P11: Also caught in a trap in February of 2008, the collar signal died prematurely and his status is currently unknown. Genetic similarities between P11 and P10 indicate they may be siblings, but it's not as easy with these mountain lions. "The genetic similarity of all of our lions makes these things harder to determine than they might otherwise be," Riley said pointing to, once again, P1, as the potential father with an unknown mother.
P12: Just caught last December in the Simi Hills, he was the one who had Riley and others excited when he crossed the 101 freeway last March. Currently, he remains in the Santa Monica Mountains.
Still counting? By all counts, it appears there could be up to seven mountain lions living in the mountains. P1, 6, 10 and 12 are being tracked or leaving evidence and P11 is suspected to be out there. And then there are at least two without collars found on cameras.

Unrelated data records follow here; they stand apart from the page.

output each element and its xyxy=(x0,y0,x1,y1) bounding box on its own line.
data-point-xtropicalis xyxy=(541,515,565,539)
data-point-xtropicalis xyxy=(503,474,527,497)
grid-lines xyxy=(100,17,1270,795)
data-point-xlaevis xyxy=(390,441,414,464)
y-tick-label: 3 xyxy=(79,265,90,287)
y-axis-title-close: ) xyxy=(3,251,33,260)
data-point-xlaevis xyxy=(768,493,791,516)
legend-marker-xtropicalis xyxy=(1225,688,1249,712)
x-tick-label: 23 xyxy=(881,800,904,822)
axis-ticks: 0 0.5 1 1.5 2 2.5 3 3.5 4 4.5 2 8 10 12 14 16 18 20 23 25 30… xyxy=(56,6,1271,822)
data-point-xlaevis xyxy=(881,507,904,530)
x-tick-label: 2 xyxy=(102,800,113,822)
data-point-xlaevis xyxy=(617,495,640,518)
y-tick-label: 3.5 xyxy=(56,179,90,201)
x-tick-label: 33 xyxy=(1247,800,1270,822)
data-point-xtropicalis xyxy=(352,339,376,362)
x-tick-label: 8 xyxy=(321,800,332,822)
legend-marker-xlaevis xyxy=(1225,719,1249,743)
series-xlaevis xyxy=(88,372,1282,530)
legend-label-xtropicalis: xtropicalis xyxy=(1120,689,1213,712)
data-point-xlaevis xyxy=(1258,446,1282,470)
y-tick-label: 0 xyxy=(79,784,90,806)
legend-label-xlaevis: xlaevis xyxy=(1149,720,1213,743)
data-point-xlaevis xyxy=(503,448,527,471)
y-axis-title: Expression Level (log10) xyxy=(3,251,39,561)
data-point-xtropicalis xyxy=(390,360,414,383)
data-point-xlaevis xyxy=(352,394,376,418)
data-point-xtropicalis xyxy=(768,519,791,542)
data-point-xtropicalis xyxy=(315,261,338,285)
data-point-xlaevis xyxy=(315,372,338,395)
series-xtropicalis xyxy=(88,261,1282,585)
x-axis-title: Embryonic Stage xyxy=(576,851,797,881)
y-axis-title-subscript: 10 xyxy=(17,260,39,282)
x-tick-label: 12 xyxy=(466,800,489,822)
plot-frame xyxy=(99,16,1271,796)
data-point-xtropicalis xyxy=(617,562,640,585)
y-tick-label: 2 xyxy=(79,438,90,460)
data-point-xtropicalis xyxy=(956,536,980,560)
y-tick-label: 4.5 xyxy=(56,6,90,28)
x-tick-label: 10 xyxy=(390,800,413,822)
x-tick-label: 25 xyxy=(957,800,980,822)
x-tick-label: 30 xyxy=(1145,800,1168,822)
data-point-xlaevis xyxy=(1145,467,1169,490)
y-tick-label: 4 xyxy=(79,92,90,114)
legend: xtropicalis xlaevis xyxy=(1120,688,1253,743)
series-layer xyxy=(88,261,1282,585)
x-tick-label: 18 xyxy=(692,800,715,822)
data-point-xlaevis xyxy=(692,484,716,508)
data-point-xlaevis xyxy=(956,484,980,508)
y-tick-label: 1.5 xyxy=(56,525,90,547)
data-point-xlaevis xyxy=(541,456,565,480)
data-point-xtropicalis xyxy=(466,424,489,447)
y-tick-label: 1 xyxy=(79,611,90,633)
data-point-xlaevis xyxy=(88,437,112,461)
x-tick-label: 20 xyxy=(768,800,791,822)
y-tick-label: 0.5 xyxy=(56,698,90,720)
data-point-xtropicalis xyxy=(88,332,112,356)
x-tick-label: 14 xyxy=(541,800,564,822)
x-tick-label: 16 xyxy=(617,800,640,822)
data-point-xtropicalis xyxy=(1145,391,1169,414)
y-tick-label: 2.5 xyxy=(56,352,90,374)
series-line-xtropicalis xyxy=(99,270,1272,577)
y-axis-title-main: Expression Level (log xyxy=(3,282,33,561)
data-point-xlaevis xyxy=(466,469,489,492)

A young lion found dead on the 5 Freeway | Photo courtesy of the Mountains Recreation & Conservation Authority
The future? The National Park Service will continue to track and study the mountain lions. As for humans, there have been no significant interactions. "In my 18 years as a National Park Ranger in the Santa Monica Mountains, I have yet to see one in the wild," wrote Woody Smeck, the Superintendent of National Recreation Area, in a comment on LAist.
Mountain lions tend to stay away from humans, but there is fear that the continuing human development into and around the mountains in Los Angeles and Ventura counties will leave lions with less livable space and less deer--their main source of food--which means more mountain lion interactions with humans and the eventual demise of them in the area. Kari Kiser, Sr. Program Coordinator with the National Parks Conservation Association, couldn't agree more. "Because of the amount of land needed to survive, we need to protect that and provide connectivity."